Ignatius Mahendra Kusumawardhana dari KPO-PRP menjelaskan bahwa diskriminasi dan rasisme akan tetap ada ketika masih ada sistem yang mengeksploitasi. Eksploitasi tersebut dilakukan oleh kaum borjuasi nasional Indonesia yang bekerja sama dengan kaum borjuasi internasional dengan cara mengeruk sumber daya alam Papua. Ia juga mengatakan bahwa rasisme dikembangkan oleh kapitalisme untuk membenarkan kekerasan fisik. Hal itulah yang dilakukan oleh polisi dan kelompok-kelompok reaksioner tahun lalu kepada mahasiswa Papua. “Mereka membenarkan bahwa kawan Papua boleh dianiaya, dipukuli, diinjak-injak karena kulitnya hitam, dan tidak seperti orang Indonesia pada umumnya. Itulah fungsi rasisme,” tuturnya.
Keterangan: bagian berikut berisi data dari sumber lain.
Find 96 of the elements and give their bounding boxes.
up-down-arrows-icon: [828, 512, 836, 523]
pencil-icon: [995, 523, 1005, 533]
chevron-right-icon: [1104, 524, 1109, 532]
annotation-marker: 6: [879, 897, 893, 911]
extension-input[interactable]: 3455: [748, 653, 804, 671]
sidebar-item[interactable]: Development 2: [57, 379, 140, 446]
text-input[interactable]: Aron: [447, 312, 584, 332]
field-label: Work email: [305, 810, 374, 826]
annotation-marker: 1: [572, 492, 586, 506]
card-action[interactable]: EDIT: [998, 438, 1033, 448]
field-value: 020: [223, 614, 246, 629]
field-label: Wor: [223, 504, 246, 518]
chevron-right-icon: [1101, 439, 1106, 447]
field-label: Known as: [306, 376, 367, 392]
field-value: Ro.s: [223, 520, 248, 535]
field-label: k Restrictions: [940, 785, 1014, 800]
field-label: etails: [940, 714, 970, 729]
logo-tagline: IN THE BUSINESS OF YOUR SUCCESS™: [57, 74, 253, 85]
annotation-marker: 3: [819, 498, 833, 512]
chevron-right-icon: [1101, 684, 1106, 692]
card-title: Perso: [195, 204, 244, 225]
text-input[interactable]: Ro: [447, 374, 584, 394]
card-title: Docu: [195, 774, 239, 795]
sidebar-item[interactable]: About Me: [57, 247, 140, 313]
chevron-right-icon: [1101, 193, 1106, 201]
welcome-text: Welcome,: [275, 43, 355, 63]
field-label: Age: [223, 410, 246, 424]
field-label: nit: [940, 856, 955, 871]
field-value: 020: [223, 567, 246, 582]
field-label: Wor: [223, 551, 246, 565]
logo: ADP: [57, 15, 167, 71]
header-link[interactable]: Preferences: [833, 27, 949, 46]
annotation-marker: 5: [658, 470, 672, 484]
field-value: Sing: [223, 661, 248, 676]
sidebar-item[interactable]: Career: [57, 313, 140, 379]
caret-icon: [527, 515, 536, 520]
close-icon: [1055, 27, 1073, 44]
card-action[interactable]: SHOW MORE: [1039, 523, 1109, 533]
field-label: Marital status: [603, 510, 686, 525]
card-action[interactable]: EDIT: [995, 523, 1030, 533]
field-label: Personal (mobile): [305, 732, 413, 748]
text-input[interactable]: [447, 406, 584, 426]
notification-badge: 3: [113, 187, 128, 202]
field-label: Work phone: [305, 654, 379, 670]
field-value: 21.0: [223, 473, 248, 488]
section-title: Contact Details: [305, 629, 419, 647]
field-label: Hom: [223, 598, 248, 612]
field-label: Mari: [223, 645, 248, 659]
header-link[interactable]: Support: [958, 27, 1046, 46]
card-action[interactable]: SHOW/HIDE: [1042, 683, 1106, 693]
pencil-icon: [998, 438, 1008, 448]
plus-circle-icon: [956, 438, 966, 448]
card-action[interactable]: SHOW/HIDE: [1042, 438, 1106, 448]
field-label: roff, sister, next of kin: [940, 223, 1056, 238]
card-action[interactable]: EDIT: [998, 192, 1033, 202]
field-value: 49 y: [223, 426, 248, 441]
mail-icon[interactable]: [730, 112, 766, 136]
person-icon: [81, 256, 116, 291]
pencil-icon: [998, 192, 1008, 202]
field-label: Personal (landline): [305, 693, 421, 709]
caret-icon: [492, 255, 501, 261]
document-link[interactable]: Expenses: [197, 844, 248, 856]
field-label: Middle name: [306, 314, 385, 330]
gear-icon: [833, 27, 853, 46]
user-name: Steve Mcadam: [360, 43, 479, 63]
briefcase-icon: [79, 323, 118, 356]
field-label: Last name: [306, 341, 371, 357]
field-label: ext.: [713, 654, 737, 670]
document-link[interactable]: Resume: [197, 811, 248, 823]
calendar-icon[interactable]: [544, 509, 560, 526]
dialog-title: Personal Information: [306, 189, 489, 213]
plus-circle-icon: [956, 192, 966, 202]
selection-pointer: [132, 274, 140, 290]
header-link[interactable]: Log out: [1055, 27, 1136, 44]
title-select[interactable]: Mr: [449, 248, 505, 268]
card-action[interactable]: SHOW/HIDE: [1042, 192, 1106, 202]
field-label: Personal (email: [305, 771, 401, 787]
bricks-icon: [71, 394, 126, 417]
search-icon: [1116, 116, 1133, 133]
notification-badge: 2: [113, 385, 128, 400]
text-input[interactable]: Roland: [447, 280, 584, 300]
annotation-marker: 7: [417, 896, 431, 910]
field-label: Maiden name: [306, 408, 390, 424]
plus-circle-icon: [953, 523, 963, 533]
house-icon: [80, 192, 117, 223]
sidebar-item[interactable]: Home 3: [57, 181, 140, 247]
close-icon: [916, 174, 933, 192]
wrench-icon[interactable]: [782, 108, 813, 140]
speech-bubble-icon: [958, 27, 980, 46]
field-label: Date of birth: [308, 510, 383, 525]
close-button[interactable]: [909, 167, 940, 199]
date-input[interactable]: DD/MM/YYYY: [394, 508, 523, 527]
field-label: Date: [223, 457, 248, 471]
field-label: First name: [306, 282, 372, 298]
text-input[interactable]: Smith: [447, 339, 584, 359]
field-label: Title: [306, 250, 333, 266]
Sependapat dengan Mahendra, Fitri Lestari sebagai anggota Siempre mengatakan bahwa narasi rasialisme didengungkan untuk melancarkan dan mempermulus imperialisme. Itulah sebabnya pembungkaman ruang demokrasi bagi masyarakat dan mahasiswa Papua di Yogyakarta terus dilakukan oleh penguasa melalui aparat negara. Melihat hal tersebut, Fitri menyarankan untuk mempererat solidaritas antara kaum pro demokrasi, kaum yang tertindas, dan juga masyarakat Papua. “Teruslah melawan untuk mempertahankan martabat dan harga diri dengan cara aksi massa dan solidaritas penuh,” pungkasnya.
Selain itu, Aris Yeimo selaku Ketua IPMAPA berharap agar kawan-kawan sesama mahasiswa Papua juga mempertahankan dan memperkuat solidaritas internal. Ia mengingatkan untuk membuang jauh-jauh isu yang bermaksud memecah belah mahasiswa Papua. Menurutnya, bila hal tersebut dapat dilakukan, mereka bisa lebih kuat melawan diskriminasi. “Di sini dan di manapun, kitong ini satu, Papua,” tegasnya.